Moreover, as pandemics are global challenges, they require coordinated international responses. In this context, strengthening cooperation between countries is essential for sharing resources, knowledge, and technology. Agreements led by the World Health Organization aim not only to improve global preparedness, but also to promote more equitable responses in future health emergencies (WHO, 2025). In addition, health equity cannot be achieved without well-prepared health systems around the world. Investments in healthcare infrastructure, workforce development, and universal access to healthcare can significantly improve a country’s ability to respond to crises such as pandemics (UNITED NATIONS YOUTH OFFICE, 2025). At the same time, stronger health systems help reduce disparities in access to care, particularly among underserved communities.

Finally, the use of data to identify and monitor vulnerable populations enables more effective and equitable interventions. Data-driven approaches allow governments to allocate resources where they are needed most, while also helping evaluate the impact and effectiveness of public policies (European Comission, s.d.). This approach ensures that no group is overlooked during pandemic responses.

4.7. Interim Conclusion: Strengthening Equity in Future Pandemics

The COVID-19 pandemic demonstrated that health inequities are not only ethical concerns but also critical public health challenges. Unequal access to healthcare resources, the disproportionate impact on vulnerable populations and the uneven distribution of vaccines all contributed to preventable suffering and prolonged the global crisis.

Future pandemic preparedness must prioritize fairness alongside efficiency. By integrating equity into planning, strengthening global cooperation and investing in resilient public health systems, countries can better protect vulnerable populations and reduce disparities.

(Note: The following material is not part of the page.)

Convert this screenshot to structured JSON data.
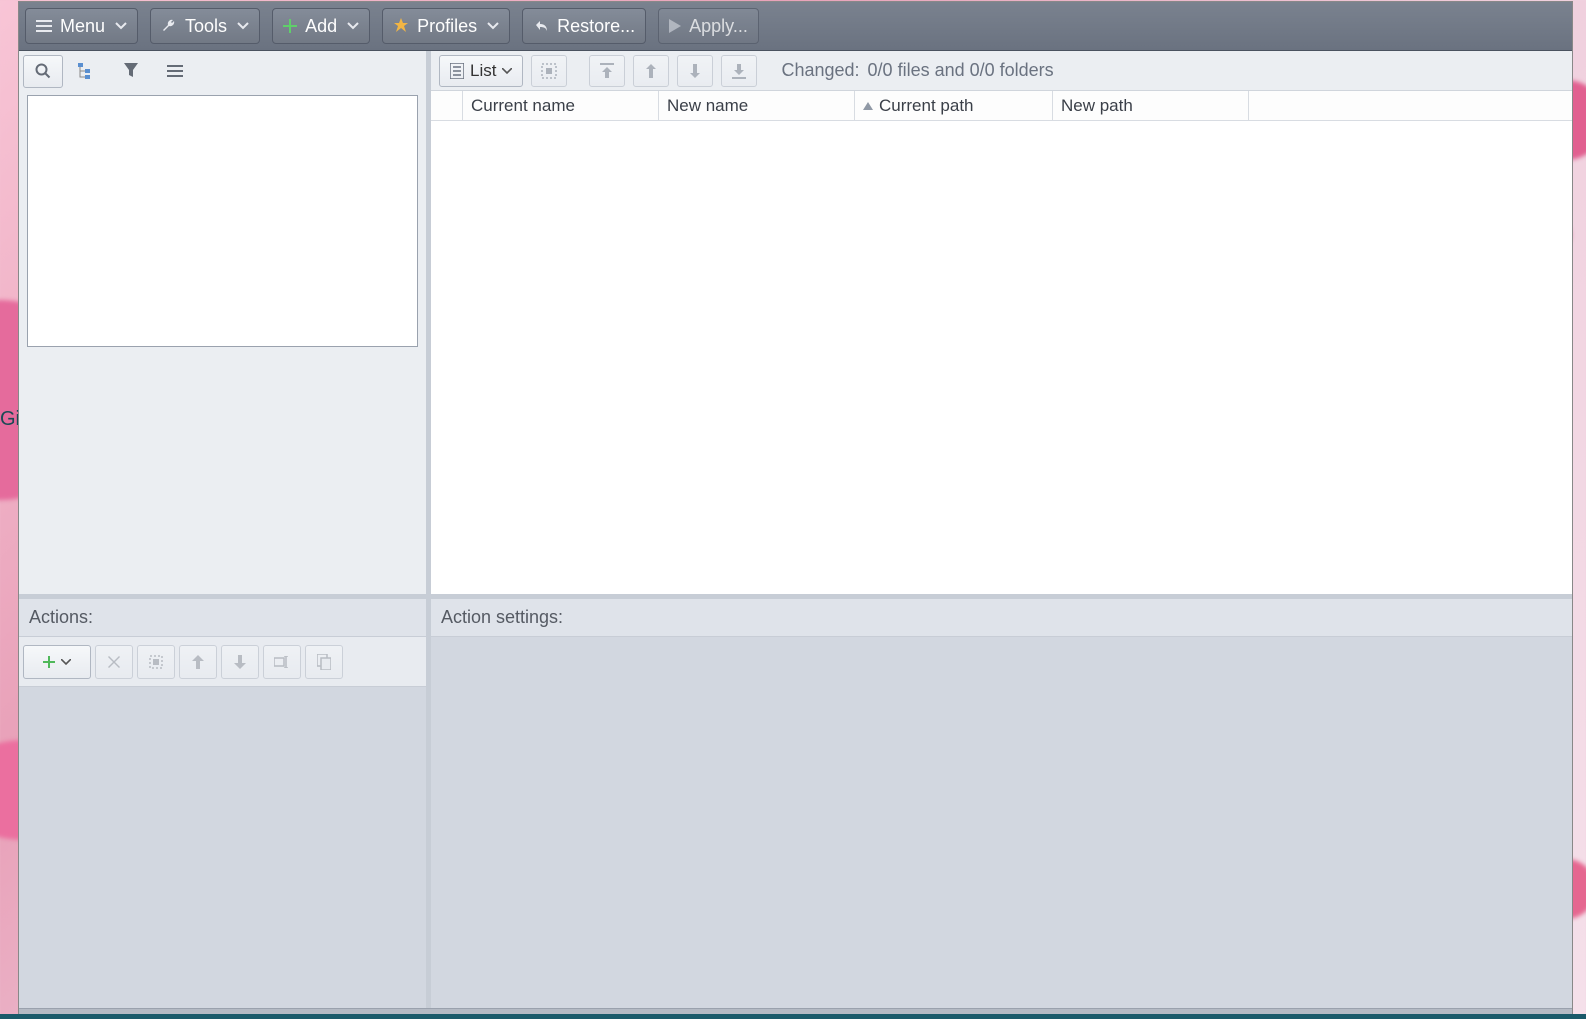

Ultimately, achieving health equity in pandemics is essential for building a safer, more resilient world. Without it, future health crises will continue to disproportionately affect those who are already most at risk.

 

  1. Conclusion: Towards a More Equitable Global Health System

The analysis of health equity from both a structural and crisis-oriented perspective demonstrated that inequalities in healthcare are deeply embedded in social, economic and political systems. The contrast between urban and rural healthcare access reveals how geographic location continues to determine the availability and quality of medical services, with rural populations often facing significant barriers such as limited infrastructure, workforce shortages and reduced access to specialized care. These disparities are further compounded by cultural, educational and economic factors, creating persistent gaps in health outcomes.

At the same time, the experience of the COVID-19 pandemic has shown that health inequities become even more pronounced during global crises. Unequal access to vaccines, testing and treatment, as well as the disproportionate impact on vulnerable populations, highlight the limitations of current pandemic preparedness strategies. The pandemic made clear that health systems cannot be considered effective if they fail to protect those most at risk.

Taken together, both parts of this paper underscore that health equity must be understood as a fundamental component of public health rather than a secondary objective. Addressing these challenges requires a comprehensive approach that includes strengthening healthcare infrastructure, investing in underserved regions, promoting global cooperation and integrating equity into all stages of policy design and implementation.

Ultimately, achieving health equity is not only a matter of justice but also a prerequisite for resilient and effective health systems. Without targeted efforts to reduce disparities, future health crises will continue to reproduce and amplify existing inequalities. Ensuring equitable access to healthcare; both in everyday context and in times of crisis - is therefore essential for building a healthier and more inclusive global society.